WithInstructions We need to give clear task instructions and inform the agent how to execute it. This is equivalent to a process. You need to describe it clearly, otherwise the accuracy will be reduced.
.FromTemplate can also use Template to describe task instructions
.WithName The name is required to make the call more clear.
.WithPlugin is based on different skills and tool chains for the agent to complete tasks. This corresponds to the content of Semantic Kernel.

Let's take a simple scenario and hope to build a .NET console application through an agent, compile and run it, and require it to be completed through an agent. From this scenario, we need two agents - the agent that generates the .NET CLI script and the agent that runs the .NET CLI script. In Semantic Kernel, we use different plugins to define the required planning, memory and tools. The following is the relevant structure diagram.

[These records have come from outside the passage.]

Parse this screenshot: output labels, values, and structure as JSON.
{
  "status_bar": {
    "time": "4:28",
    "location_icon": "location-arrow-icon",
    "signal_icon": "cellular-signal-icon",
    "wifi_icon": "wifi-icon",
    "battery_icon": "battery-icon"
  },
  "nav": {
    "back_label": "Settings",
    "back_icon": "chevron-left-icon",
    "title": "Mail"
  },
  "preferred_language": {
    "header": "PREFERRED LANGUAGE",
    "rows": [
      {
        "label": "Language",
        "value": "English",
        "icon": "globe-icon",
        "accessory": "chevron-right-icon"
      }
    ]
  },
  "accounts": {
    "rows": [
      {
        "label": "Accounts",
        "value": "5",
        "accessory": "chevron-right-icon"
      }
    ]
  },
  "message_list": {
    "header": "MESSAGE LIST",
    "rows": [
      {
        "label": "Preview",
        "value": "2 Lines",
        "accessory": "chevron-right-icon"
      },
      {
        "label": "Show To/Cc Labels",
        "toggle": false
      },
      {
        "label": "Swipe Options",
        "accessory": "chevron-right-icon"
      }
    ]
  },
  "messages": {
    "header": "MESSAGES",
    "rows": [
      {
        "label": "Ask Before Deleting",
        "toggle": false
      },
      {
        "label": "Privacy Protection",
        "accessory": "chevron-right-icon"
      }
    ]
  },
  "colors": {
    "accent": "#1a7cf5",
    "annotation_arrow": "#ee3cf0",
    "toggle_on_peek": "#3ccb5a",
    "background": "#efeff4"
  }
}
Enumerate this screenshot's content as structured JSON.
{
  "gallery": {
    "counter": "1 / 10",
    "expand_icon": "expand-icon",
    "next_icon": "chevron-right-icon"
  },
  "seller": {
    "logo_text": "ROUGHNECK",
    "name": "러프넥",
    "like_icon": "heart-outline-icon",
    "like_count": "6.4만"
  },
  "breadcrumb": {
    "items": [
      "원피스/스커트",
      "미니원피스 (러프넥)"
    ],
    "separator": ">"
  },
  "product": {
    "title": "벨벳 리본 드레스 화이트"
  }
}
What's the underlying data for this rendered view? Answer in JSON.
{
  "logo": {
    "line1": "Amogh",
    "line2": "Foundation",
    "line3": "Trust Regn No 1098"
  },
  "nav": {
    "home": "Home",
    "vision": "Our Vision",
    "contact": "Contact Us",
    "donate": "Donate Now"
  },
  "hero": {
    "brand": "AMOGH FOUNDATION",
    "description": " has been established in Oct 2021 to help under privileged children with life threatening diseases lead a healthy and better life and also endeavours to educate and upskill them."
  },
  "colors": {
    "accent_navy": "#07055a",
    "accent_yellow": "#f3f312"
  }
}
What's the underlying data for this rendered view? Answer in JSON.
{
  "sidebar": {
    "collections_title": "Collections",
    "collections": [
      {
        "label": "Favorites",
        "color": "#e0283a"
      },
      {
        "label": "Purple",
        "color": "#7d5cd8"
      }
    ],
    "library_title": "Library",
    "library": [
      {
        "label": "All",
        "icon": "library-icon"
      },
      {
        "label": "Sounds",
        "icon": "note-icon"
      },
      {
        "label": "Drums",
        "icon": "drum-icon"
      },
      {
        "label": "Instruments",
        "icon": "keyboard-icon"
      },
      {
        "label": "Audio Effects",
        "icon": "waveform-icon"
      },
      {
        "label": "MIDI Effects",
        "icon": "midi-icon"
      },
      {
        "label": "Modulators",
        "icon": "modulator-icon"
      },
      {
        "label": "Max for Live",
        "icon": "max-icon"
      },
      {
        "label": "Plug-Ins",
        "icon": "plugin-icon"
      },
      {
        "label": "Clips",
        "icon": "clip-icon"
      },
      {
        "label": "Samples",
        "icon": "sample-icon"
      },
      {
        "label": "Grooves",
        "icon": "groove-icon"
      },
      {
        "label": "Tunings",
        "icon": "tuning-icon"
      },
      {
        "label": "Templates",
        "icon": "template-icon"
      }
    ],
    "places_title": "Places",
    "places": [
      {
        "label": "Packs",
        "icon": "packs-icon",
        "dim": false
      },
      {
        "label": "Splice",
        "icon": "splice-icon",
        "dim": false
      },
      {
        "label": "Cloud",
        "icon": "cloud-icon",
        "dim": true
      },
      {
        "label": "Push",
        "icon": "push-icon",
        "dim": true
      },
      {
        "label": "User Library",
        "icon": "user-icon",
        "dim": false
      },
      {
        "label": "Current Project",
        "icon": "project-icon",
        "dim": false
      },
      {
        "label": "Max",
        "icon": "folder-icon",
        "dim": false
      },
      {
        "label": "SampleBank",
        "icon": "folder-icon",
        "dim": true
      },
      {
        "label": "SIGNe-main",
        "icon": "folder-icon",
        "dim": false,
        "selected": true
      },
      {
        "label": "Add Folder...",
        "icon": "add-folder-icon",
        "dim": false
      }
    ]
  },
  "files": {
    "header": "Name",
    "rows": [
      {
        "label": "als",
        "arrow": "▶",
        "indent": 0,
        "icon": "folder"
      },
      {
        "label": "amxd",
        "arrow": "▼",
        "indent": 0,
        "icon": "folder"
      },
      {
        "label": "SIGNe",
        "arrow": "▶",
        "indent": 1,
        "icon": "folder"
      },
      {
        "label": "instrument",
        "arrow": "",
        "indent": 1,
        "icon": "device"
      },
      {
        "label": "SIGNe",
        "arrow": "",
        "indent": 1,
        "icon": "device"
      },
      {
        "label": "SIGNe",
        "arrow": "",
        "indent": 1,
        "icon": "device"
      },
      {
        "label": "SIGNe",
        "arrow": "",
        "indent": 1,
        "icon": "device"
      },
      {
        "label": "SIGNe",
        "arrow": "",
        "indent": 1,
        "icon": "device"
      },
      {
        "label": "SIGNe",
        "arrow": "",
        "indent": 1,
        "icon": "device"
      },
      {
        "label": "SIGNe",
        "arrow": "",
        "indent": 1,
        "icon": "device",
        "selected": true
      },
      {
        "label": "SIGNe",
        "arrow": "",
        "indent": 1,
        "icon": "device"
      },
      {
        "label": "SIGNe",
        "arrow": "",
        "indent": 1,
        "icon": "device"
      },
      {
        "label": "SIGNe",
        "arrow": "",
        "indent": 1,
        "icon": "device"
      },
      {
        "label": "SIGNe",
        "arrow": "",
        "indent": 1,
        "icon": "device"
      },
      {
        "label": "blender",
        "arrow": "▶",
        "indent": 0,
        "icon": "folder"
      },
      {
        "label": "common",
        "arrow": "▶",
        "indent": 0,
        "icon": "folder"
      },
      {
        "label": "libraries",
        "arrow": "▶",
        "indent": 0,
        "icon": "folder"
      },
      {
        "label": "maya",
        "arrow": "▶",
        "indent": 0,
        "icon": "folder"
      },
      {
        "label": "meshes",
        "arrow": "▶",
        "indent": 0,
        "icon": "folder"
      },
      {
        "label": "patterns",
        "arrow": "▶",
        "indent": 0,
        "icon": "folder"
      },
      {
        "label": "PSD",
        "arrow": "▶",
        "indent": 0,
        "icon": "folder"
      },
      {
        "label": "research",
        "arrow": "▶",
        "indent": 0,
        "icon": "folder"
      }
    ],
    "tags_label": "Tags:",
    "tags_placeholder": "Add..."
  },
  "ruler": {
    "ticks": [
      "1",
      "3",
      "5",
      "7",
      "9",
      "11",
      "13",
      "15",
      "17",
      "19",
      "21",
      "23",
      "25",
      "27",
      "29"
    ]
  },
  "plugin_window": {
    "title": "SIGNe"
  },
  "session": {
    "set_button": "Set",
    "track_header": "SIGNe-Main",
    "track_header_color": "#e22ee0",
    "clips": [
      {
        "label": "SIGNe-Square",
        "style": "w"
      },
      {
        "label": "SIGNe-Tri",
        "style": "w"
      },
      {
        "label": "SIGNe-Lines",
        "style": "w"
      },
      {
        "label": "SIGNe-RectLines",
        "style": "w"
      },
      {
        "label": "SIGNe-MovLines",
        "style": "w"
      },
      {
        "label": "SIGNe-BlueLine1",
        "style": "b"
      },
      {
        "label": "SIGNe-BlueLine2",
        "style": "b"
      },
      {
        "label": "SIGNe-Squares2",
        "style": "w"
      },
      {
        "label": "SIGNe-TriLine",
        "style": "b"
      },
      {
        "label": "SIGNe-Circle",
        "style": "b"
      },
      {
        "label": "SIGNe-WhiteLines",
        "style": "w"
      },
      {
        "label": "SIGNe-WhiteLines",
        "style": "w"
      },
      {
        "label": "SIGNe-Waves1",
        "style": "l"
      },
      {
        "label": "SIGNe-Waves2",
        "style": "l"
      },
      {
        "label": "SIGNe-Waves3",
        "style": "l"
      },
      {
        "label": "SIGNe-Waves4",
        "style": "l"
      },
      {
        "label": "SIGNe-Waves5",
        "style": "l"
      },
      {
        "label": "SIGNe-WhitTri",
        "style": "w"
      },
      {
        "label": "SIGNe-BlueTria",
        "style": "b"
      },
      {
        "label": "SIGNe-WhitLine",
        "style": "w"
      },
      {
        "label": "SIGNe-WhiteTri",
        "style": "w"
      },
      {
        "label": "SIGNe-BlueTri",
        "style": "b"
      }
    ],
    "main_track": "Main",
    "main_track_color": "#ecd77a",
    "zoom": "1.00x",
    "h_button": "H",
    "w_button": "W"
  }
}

You can get sample code from Semantic Kernel CookBook
https://github.com/microsoft/SemanticKernelCookBook/tree/main/workshop/dotNET/workshop3/dotNETAgent

Application scenarios of AI agents

AI Agents are an important scenario for LLMs applications, and building agent applications will be an important technical field in 2024. We currently have three main forms of intelligence, such as single AI agent, multi- AI agents, and hybrid AI agent.

Single AI Agent

Work completed in specific task scenarios, such as the agent workspace under GitHub Copilot Chat, is an example of completing specific programming tasks based on user needs. Based on the capabilities of LLMs, a single agent can perform different actions based on tasks, such as requirements analysis, project reading, code generation, etc. It can also be used in smart homes and autonomous driving.

Multi-AI agents

This is the work of mutual interaction between AI agents. For example, the above-mentioned Semantic Kernel agent implementation is an example. The AI agent generated by the script interacts with your AI agent that executes the script. Multi-agent application scenarios are very helpful in highly collaborative work, such as software industry development, intelligent production, enterprise management, etc.

Hybrid AI Agent

This is human-computer interaction, making decisions in the same environment. For example, smart medical care, smart cities and other professional fields can use hybrid intelligence to complete complex professional work.

At present, the application of intelligent agents is still very preliminary. Many enterprises and individual developers are in the exploratory stage. Taking the first step is very critical. I hope you can try it more. I also hope that everyone can use Azure OpenAI Service to build more agent applications.